Color grading is an important step in the creative process of film making. Colorists digitally alter and enhance a motion picture’s colors until they have exactly the look and feel that the filmmaker has in mind. Advanced 1.2’’ 2K DLP Cinema® Series II technology from Texas Instruments makes sure that the DCP 30 SX II projector delivers a calibrated, consistent digital image that meets all DCI specifications, including those on contrast ratio, color accuracy, and color uniformity. The projector displays the colors on the grading suite's 65-square-foot silver screen exactly as audiences around the world will later see them – the colorists and their clients can thus evaluate the corrections under realistic cinema conditions.
The DCP 30 SX II projector also includes a postproduction version of the D-Cine Communicator software. This valuable tool gives colorists full control over how the projector reproduces colors and lets them edit the look-up tables (LUTs) for color, gamma, and 3D. The software also has a PCF editor for changing the Projector Configuration Files (PCFs) that come with the Digital Cinema Package (DCP) and creating new ones. The PCFs contain all of the projector settings that are required to display the movie as defined by the movie distributor, such as color space, gamma value and source aspect ratio.

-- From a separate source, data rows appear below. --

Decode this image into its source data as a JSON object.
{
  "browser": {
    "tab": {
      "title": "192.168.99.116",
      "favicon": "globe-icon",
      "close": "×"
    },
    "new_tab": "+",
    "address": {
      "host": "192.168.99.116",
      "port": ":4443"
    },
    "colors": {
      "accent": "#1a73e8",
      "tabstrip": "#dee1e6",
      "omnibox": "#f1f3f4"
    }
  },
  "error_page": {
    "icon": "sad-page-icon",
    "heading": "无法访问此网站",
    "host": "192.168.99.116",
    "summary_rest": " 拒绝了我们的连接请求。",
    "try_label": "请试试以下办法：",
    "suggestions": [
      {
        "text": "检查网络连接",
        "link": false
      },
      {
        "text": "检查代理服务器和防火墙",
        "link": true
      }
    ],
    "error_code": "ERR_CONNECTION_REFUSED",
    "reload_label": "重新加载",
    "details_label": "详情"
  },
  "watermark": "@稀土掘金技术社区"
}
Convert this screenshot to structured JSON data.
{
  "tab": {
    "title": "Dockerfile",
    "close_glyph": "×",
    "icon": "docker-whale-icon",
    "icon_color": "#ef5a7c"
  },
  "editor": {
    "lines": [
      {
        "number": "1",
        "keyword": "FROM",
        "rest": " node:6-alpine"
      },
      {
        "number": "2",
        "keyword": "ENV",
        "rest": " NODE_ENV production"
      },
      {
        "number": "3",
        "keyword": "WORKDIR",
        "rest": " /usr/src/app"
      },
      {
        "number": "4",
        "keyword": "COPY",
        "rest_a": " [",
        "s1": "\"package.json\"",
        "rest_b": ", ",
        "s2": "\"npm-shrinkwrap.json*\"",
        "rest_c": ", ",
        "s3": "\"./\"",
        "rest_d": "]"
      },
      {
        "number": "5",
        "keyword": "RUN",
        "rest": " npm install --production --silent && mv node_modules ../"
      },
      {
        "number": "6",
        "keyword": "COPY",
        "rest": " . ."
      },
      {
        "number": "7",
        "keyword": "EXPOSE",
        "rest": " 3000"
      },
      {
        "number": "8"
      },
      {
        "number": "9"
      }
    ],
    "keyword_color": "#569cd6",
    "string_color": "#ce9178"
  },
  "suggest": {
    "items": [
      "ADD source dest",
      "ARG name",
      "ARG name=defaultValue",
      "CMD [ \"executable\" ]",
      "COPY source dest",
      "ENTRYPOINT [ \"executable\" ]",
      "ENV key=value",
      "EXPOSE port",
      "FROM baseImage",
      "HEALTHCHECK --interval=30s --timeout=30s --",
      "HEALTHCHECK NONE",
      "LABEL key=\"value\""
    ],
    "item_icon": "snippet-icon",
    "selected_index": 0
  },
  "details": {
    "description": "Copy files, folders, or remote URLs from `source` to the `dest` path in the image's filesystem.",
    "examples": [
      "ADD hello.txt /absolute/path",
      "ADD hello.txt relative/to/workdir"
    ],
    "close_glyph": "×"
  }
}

Color grading for 3D movies differs from 2D grading. It involves adjusting the lower limit of projection brightness, eliminating image ghosting, and compensating for slight color changes caused by the 3D glasses. The Kinoton DCS solution therefore features a special RealD 3D system that includes a postproduction control module with a realtime ghostbusting circuit. It also helps colorists balance the right-eye/left-eye color of live action 3D movies. This is necessary in order to offset small variations in color and brightness caused by slight differences between the lenses, mirrors, and CCD sensors of the two cameras used to shoot 3D motion pictures. Perfect matching of the right-eye and left-eye pictures results in sharper and clearer 3D images for an ideal cinematic experience.